Było całkiem ładne, jesienne popołudnie. Szakłak i Żółwik wędrowali poza obozem. Dlaczego? Cóż, należałoby się cofnąć do wydarzeń dzisiejszego poranka. Podczas sesji treningowej Rybi Ogon pochwaliła liliowego kocurka, mówiąc, że kto wie, czy już niedługo nie zostanie wojownikiem, który oczywiście nie omieszkał obwieścić tego potem swojemu przyjacielowi. Tamten pogratulował mu, ale napomknął również z niechęcią, że jego mentorka niczego go nie uczy, co Szakłak skwitował, nazywając go zwykłym leniem. Żółwik obruszył się na to i po krótkiej dyskusji ustalili, że razem wybiorą się na popołudniowy trening – już bez mentorów. Pasowało to im obydwu, gdyż liliowy i tak miał zamiar dzisiaj dodatkowo potrenować, a jego towarzysz miał okazję do udowodnienia, że przezwisko, którym go określono, nie ma podstaw w rzeczywistości. Poza tym, kto nie cieszyłby się perspektywą wspólnych ćwiczeń z przyjacielem?

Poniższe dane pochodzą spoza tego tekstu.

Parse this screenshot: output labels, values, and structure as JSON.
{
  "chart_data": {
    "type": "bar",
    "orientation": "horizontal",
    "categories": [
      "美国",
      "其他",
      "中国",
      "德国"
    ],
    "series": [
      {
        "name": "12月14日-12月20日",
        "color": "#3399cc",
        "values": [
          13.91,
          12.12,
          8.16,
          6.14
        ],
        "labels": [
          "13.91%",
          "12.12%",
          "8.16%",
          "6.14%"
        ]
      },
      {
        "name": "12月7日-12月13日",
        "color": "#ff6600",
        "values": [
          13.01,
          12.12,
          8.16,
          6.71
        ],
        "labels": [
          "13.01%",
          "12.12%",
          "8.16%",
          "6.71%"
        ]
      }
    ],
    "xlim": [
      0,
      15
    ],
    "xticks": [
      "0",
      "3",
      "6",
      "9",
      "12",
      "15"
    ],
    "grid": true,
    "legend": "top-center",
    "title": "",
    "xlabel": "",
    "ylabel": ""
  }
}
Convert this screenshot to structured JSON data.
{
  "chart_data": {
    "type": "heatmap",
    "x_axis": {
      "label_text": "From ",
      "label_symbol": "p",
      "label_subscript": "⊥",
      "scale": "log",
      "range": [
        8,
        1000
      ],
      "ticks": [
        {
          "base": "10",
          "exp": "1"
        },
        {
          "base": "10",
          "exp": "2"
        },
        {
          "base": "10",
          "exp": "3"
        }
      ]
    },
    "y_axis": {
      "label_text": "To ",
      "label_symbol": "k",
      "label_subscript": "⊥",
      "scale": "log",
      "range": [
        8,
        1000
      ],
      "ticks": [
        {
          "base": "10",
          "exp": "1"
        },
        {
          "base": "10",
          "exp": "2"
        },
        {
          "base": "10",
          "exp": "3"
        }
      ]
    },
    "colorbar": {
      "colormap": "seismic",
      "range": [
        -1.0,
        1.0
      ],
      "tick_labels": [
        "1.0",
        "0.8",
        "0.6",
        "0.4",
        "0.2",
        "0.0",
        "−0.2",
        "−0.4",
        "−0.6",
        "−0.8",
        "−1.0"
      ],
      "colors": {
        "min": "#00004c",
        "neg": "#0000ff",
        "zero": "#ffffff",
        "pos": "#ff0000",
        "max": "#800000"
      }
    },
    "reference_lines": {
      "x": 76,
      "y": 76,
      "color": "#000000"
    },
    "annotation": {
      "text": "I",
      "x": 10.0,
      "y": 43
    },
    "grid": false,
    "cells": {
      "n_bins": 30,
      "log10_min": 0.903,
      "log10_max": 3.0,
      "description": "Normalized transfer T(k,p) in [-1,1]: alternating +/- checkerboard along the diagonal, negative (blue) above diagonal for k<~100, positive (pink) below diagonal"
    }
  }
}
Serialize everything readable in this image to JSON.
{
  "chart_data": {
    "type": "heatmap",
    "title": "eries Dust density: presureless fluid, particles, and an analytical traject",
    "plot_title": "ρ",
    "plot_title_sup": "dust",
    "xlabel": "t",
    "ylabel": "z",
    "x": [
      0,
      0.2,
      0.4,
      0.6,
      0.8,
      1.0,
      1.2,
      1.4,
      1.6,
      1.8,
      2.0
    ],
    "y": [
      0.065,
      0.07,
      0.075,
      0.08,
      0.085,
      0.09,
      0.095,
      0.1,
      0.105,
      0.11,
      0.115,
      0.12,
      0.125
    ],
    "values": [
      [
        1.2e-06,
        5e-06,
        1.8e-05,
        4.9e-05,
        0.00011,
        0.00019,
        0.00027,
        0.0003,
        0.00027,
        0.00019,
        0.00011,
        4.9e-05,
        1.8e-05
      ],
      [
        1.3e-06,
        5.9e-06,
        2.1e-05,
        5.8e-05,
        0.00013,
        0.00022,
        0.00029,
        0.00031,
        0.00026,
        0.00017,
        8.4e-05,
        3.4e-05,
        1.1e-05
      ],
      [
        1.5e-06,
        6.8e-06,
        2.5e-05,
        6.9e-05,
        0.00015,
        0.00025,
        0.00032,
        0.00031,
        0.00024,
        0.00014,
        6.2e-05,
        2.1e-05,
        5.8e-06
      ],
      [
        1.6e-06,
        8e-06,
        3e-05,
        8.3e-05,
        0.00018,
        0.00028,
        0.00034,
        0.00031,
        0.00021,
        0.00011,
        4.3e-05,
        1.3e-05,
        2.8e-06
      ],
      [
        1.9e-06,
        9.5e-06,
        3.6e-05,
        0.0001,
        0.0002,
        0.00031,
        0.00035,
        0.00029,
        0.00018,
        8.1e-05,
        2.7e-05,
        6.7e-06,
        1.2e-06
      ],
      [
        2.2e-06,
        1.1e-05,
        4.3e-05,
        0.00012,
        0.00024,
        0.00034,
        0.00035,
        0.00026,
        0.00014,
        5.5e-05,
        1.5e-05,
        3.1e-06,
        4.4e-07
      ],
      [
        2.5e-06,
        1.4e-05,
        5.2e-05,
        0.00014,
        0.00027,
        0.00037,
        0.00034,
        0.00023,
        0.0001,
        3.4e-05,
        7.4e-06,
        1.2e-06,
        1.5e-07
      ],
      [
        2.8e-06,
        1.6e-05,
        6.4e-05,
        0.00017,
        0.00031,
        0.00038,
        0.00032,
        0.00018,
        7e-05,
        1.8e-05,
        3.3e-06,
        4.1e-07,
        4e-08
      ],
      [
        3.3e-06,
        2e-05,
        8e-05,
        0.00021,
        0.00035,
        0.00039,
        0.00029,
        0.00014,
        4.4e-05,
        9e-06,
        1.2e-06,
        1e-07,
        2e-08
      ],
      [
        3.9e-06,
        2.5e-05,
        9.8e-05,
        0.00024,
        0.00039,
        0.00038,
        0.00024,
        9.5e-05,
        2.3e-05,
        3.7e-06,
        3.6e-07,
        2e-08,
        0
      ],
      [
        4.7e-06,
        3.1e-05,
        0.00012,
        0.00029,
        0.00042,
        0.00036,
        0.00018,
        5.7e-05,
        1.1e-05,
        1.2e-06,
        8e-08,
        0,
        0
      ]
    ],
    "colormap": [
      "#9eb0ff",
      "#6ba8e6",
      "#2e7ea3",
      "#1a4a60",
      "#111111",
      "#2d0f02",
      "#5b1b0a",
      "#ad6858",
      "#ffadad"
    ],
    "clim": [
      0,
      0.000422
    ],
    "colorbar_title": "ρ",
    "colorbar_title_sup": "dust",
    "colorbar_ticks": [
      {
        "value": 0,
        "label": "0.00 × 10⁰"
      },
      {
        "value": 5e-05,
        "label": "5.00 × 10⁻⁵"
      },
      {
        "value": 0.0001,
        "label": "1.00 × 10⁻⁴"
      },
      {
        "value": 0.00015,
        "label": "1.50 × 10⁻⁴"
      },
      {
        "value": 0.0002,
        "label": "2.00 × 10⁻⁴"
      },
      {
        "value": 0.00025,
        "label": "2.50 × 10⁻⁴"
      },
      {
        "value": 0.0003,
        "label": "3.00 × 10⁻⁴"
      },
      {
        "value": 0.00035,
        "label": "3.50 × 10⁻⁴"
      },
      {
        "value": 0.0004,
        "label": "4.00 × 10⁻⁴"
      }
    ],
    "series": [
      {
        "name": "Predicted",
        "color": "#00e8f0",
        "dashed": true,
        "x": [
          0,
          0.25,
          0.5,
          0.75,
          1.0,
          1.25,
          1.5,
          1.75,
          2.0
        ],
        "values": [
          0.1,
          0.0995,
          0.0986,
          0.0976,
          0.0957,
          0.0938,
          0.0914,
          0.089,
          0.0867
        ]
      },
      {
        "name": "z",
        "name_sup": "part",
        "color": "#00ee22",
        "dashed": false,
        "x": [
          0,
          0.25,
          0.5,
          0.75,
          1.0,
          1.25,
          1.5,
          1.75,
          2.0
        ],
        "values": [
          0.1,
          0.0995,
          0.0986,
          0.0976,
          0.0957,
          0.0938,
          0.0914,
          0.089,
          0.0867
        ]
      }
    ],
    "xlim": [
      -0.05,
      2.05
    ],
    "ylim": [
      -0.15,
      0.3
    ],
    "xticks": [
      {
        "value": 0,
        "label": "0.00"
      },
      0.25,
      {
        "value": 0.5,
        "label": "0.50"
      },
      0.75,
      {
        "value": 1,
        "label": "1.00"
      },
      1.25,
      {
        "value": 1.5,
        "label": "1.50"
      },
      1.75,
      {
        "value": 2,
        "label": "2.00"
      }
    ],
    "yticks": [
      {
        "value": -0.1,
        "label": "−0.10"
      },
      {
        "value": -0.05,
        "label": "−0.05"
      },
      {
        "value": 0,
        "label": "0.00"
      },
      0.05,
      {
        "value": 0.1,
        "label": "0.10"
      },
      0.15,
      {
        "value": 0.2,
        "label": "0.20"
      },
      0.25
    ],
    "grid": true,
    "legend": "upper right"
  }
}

– Zaraz się dowiesz – odparł Żółwiej Łapie Szakłak. – Czy naprawdę treningi z Lipową Gałązką są aż takie złe?
– Cały czas ględzi o tym, jak to nie chcę się uczyć i że zachowuję się jak kociak – prychnął niebieski. – Masz szczęście, że trafiła ci się Rybi Ogon.
– No, Rybi Ogon jest fajna… Ale bez pracy nic nie osiągniesz. Może Lipowa Gałązka ma trochę racji? – dogryzł mu przyjaciel.
– Phi. Przecież idę z tobą na te całe ćwiczenia! Angażuję się! Jeśli już z kimś jest coś nie tak, to z tobą. Cały czas tylko trenujesz, trenujesz, trenujesz… Jak stwierdzisz, że umiesz już dosyć i zechcesz się zabawić, to będziesz już starym prykiem. Wtedy dopiero będziesz stękać, jaka to szkoda, że nie poszedłeś za radą Żółwika, ale będzie już za późno!
Szakłak parsknął śmiechem i w rewanżu pacnął niebieskiego w łeb.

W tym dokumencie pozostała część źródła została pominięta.